I recently decided to watch Skins on MTV. I wanted to see what all the hype was about. I kept hearing about how it shows teens having sex and doing drugs. I believe this show is part of the reason why many people think this is going on among all young adults.

The show depicts one virgin in the group of friends who is trying to lose his virginity. At the end of the first episode, he is called an embarrassment for still being a virgin.

What students do not realize: One out of every four college students is a virgin, according to Kathleen Bogle, researcher and author of Hooking Up.

A Smarter Sex Survey on SmarterSex.org similarly discovered that roughly “32 percent of male survey participants have not had intercourse, compared to 18 percent of female survey participants.”

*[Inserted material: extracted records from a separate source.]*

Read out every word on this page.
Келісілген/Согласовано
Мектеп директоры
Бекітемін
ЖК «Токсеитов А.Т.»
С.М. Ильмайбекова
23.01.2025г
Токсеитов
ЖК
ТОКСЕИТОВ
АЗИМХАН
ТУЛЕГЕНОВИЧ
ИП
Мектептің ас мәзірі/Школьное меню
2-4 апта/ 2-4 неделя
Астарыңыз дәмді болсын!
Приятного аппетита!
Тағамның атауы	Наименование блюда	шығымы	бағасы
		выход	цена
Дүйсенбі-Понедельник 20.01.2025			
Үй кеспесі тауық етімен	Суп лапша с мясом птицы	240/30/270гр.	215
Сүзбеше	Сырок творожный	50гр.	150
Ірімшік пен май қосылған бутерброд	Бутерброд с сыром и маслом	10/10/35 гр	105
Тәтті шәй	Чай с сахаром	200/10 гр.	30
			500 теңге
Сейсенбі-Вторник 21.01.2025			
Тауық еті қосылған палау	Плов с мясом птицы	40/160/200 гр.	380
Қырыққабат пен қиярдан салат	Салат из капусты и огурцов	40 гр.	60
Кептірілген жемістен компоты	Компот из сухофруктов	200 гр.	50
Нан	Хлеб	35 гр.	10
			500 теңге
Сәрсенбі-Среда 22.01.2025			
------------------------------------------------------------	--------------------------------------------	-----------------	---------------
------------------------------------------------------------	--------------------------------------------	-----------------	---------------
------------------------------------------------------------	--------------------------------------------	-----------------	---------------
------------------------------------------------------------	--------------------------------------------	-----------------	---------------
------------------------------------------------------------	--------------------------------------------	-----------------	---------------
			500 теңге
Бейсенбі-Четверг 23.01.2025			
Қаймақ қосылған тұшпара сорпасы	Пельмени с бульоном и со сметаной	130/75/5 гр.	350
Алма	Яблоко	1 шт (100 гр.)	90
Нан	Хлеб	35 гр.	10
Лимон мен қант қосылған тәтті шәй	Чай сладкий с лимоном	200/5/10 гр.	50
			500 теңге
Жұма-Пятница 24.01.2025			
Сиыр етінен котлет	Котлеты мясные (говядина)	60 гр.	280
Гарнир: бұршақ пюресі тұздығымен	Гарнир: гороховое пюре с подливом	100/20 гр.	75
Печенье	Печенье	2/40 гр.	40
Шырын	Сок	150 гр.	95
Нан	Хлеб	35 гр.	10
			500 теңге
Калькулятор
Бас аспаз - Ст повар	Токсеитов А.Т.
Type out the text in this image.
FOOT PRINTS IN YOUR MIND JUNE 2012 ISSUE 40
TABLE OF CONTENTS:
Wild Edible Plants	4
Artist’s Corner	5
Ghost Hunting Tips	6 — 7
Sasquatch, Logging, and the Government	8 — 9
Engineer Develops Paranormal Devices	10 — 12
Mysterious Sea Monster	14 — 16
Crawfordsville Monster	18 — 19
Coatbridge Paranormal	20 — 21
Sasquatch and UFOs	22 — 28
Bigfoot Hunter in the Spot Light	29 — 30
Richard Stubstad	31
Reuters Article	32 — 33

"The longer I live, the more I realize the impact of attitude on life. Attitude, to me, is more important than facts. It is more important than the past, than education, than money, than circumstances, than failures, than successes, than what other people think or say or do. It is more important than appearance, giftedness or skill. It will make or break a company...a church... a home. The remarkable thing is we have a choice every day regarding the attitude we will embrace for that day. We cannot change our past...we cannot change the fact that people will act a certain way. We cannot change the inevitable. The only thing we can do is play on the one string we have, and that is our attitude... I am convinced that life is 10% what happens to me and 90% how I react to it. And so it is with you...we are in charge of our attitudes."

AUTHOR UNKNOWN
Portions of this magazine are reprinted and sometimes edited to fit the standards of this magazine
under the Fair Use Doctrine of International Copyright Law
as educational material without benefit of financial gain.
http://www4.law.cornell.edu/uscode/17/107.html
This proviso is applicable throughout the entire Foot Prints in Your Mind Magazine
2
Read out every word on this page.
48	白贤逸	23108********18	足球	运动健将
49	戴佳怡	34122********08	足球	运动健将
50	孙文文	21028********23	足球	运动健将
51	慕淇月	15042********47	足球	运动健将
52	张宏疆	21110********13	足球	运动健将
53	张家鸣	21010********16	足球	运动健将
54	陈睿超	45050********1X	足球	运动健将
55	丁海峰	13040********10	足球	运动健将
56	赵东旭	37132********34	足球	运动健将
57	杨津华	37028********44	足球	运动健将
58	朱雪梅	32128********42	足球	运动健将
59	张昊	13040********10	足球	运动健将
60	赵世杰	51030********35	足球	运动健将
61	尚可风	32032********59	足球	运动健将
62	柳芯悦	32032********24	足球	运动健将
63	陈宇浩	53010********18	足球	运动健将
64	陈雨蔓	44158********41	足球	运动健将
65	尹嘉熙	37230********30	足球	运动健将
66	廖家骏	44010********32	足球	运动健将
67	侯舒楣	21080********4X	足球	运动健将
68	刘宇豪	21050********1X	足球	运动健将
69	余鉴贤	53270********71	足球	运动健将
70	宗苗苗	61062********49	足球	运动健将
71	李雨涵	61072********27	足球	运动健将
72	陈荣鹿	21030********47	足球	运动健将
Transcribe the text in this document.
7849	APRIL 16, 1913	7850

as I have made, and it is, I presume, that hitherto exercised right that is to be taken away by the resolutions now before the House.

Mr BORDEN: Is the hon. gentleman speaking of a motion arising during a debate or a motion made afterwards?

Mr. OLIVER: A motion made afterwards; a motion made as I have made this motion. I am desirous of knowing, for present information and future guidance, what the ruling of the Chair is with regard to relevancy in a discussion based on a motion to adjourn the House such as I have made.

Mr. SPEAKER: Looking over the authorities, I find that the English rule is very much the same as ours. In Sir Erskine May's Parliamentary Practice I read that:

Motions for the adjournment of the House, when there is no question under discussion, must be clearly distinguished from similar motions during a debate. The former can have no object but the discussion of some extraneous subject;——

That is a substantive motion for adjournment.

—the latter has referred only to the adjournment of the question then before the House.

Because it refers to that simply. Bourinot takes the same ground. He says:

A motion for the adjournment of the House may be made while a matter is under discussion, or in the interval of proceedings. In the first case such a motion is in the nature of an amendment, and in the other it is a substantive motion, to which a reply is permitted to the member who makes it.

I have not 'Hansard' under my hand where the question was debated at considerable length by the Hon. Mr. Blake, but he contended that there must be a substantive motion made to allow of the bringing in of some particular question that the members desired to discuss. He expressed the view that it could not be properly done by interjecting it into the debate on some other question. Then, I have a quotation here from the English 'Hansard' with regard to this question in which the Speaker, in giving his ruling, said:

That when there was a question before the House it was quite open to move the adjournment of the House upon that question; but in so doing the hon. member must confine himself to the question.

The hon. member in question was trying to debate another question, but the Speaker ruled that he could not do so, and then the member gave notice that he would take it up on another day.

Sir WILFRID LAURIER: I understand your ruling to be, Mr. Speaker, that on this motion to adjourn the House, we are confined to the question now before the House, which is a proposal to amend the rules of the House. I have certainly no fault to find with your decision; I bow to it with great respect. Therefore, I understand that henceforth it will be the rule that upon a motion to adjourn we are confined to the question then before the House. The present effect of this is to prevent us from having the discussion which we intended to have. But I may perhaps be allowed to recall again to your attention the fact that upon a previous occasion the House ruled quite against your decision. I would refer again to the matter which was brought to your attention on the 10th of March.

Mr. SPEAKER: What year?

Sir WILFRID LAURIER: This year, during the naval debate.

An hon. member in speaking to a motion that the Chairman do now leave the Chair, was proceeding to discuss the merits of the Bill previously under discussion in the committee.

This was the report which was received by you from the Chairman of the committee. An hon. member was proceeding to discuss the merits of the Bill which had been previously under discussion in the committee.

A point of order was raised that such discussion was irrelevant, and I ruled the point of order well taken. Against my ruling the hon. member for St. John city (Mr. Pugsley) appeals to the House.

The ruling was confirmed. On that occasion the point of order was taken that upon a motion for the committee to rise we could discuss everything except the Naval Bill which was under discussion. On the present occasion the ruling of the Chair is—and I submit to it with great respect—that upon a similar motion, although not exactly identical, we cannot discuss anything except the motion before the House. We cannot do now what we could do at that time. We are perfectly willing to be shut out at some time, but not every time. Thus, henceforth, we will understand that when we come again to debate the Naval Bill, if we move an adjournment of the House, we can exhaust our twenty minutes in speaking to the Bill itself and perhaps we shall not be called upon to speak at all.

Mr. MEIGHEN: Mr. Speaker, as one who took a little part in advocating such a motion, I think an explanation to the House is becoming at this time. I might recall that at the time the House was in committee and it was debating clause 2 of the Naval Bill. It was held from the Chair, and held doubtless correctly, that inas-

In Bogle’s view, students are talking about sex more than they are having it.

Renee Renna, a senior communications major at the University of Tampa, said, “With everything that is portrayed on TV and in media, its hard not to think that [students are having more sex].  I think they aren’t having sex as often as it has been portrayed. The media has a way of over-exaggerating things and blowing things way out of proportion.”

Renna, a virgin, said she chooses to abstain from sex because she is waiting for the right person.

She is not the only student who has decided to remain a virgin on campus. Gabi Gonzalez, a sophomore biology major, is also a virgin.  She chooses to wait for a few reasons, including her faith and because she has seen friends regret their decisions to have sex and that the relationships have not lasted. “I want the person I have sex with to be committed to me for the rest of my life,” Gonzalez said.

In a June 2010 Her Campus article, “The Black Sheep: Virgins in College,” Victoria Uwumarogie wrote, “According to the CDC, those who choose to maintain their virginity past age 18 . . . do so because of religious or moral qualms, fear of pregnancy, and simply because they just haven’t found the right person.”

Other UT students like Russell Forsythe, a sophomore elementary education major, also believe students are not having as much sex as they say. “The guys talk about it to sound cool, but really they sound dumb,” Forsythe said.

“The average person doesn’t have sex every day, but they hear about it at least once a day,” said Greg Byer, a sophomore psychology major.

All but one student interviewed believed that students talk about sex more than they partake.